Effective dashboards leverage data analysis to support informed decision-making and optimize workflow performance.
Which KPIs go first
Most teams have access to dozens of metrics. The ones that belong at the top are the three or four KPIs that actually move decisions. For project tracking, we keep the primary row to schedule variance, budget burn rate, and open blockers. If a metric doesn’t change what someone does that day, it doesn’t belong in the primary view.
Data refresh frequency
We tier refresh rates by decision cycle. Operational metrics refresh every few hours. Financial metrics like burn rate — update daily. Strategic indicators, milestone progress, and risk ratings — update weekly. Document the cadence near each metric on the dashboard itself, not in a footer no one reads.
Visual hierarchy
Reserve the top of the dashboard for status: on track, at risk, off track. Trend lines and comparisons sit below. Granular detail, task breakdowns, and dependency lists live in a secondary view. Color signals state, not brand. The moment green and red become decorative, they stop being useful.
Audience-specific views
Team leads need task-level granularity. Project managers need to schedule and budget health across the full team. Executives need one screen that answers whether the project is on track. Same underlying data, three filters. Build the views separately, or people will ignore the dashboard entirely.

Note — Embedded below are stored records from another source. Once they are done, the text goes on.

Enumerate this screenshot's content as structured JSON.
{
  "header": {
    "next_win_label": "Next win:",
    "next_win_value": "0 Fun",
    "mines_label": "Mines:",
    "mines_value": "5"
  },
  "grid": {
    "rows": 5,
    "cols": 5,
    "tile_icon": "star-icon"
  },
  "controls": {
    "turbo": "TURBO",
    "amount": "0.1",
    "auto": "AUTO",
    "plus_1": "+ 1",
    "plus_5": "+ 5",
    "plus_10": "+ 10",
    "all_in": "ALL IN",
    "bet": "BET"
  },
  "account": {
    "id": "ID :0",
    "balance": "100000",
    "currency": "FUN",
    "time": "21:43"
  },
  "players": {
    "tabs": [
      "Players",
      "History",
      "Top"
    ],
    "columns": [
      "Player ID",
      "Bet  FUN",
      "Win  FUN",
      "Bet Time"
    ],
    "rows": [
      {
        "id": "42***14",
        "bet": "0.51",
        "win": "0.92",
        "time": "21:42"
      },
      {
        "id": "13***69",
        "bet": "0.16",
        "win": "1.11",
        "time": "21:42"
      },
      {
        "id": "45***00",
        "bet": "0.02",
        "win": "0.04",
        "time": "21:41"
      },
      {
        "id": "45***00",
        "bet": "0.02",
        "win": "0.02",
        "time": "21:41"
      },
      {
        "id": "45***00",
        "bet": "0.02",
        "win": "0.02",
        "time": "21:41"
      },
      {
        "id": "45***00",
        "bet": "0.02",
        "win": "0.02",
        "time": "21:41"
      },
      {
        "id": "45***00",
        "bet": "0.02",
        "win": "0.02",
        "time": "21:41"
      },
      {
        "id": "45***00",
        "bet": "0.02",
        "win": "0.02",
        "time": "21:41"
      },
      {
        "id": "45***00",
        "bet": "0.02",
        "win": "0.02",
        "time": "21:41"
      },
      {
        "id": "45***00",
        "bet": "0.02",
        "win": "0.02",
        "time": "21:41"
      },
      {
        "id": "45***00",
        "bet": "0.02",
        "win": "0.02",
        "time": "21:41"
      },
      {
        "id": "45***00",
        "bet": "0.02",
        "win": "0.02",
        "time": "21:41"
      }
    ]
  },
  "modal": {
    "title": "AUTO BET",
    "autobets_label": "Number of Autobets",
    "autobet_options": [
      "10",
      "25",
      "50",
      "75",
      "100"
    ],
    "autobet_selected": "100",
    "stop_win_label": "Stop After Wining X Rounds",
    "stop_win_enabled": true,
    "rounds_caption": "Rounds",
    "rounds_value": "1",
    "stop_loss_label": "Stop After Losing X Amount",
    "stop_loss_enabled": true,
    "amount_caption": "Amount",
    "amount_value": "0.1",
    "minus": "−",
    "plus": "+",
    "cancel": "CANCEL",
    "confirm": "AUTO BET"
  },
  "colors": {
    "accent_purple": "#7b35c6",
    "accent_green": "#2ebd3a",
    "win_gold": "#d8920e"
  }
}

Connecting metrics to business outcomes
Kanban metrics only matter if they connect to something a business cares about. The business implications break down across four areas:
- Value delivery: Every day a feature sits undelivered is a day it isn’t generating revenue or solving a customer problem. Cutting the average lead time from 15 days to eight doubles the pace at which value reaches customers.
- Customer satisfaction: Customers don’t experience WIP counts or flow efficiency percentages; instead, they experience whether we delivered what we said we would, when we said we would. A team consistently hitting its SLE builds reliability.
- Cost of delay: Every item waiting in the system has an economic cost. A pricing change that recovers $50,000 per month costs $12,500 per week it stays unshipped. Aging WIP and queue length metrics make that visible before it compounds.
- Strategic planning: Throughput and predictability data answer questions like how many initiatives we can run in parallel, which team is the bottleneck, and where the constraint moves if we add capacity.
Continuous improvement is facilitated by analyzing Kanban metrics over time, and effective use of these metrics can enhance customer satisfaction by ensuring the timely delivery of quality products.
Improve projects with Kanban metrics in Wrike
Kanban metrics shift the conversation from how busy we are to how well work actually flows. Cycle time, lead time, throughput, WIP limits, flow efficiency, and delivery predictability each reveal a different part of the same system, giving teams the transparency to see what’s happening and the data to act on it.
Wrike’s Kanban boards, dashboards, reports, and automation handle data collection and surfacing, but the harder part is building the discipline to regularly review the numbers and act on what they show. Teams that do that consistently deliver more predictably, build more trust, and spend less time firefighting their processes.